The sector has already placed pressure on water, electricity and land resources in parts of the state. Prime Minister Anwar Ibrahim acknowledged the issue in February, saying Putrajaya had begun rejecting applications for new data centres unrelated to artificial intelligence.
To prevent a similar strain in manufacturing, Tan said incentives should be more targeted rather than relying on broad tax holidays.
He proposed a “twinning” approach, where Singapore retains higher-value corporate, research and branding functions while Johor serves as the large-scale manufacturing base.
The strategy mirrors Singapore’s broader SG+ model championed by the Economic Development Board, which pairs Singapore’s strengths in business and innovation with lower-cost production hubs such as Johor and Indonesia’s Riau Islands.

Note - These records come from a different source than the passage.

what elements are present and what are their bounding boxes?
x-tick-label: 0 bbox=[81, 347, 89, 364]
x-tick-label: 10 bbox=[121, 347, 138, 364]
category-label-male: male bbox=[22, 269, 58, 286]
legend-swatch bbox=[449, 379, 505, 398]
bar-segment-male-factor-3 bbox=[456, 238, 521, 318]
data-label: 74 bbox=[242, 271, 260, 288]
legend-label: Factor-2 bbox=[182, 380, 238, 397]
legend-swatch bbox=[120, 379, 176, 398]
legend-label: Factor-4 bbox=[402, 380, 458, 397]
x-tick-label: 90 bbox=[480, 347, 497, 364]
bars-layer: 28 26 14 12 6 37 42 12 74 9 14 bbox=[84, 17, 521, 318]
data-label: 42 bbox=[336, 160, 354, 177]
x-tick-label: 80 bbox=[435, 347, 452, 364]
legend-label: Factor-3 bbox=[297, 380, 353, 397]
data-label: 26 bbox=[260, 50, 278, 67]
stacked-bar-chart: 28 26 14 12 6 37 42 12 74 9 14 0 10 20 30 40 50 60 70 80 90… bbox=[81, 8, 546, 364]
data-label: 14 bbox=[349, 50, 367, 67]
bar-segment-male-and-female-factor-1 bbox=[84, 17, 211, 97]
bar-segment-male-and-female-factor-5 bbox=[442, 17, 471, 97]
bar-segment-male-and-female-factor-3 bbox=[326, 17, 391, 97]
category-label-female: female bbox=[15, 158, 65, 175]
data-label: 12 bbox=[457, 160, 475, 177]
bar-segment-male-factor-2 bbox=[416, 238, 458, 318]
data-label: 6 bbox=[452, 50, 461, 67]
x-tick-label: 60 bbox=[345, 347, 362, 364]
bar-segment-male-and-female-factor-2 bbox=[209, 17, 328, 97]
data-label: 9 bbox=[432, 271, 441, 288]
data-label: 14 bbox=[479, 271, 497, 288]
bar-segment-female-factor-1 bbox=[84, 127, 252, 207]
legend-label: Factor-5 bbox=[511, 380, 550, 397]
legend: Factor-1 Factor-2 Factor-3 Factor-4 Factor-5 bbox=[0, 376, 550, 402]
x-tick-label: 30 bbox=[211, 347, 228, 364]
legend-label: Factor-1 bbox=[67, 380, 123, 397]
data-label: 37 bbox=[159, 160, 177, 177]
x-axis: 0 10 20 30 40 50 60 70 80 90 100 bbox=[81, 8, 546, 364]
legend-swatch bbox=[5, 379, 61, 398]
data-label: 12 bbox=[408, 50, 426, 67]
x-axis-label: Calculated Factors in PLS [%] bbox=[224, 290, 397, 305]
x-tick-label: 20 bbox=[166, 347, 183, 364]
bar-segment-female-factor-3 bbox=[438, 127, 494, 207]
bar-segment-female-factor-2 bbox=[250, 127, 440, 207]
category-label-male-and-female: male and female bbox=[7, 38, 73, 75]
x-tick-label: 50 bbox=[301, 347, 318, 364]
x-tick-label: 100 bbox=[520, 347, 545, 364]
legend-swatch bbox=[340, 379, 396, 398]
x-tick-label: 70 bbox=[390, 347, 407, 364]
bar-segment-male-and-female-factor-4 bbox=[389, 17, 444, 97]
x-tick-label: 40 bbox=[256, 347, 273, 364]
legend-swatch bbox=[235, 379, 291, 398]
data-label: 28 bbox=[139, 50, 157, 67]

“Giving tax incentives to firms that keep their regional headquarters or R&D centres in Singapore while locating manufacturing operations in Johor creates a win-win ecosystem for the region,” Tan said.
The restructuring trend is also raising concerns among Malaysians employed in Singapore factories.
Hundreds of employees have been affected by Gardenia and Yeo’s restructuring, and industry observers believe many of them are Malaysians who may struggle to find jobs that pay the equivalent back home.
Outside Yeo’s factory in Pasir Gudang, one employee told CNA that similar manufacturing jobs in Johor typically pay RM3,000 to RM5,000 a month, compared with more than S$2,000 (US$1,566 or RM6,207) across the Causeway.
“The gap is still very big. There are few jobs in Johor that can match Singapore salaries,” said the employee, who declined to be named.
“But we also know these jobs in Singapore are becoming fewer, and you could lose them anytime.”
Lower labour costs remain one of Johor’s biggest advantages in attracting manufacturers, and this is unlikely to change anytime soon, Teh said.
Looking ahead, SMF’s Tan expects more Singapore firms to shift operations to Johor, particularly for food and beverage, consumer goods, packaging, light manufacturing and back-office functions.
High-value sectors such as semiconductors, biomedical sciences, aerospace and precision engineering are likely to remain anchored in Singapore, he said.
“These are exactly the industries the JS-SEZ was designed to support, so Singapore can focus on advanced manufacturing while Johor absorbs large-scale production,” he said.
“If your business is bulky, low-margin or commodity-driven, the future is likely in Johor or Batam, while headquarters and branding stay in Singapore. The question is no longer ‘Singapore or Malaysia’. It’s how companies can best use both.”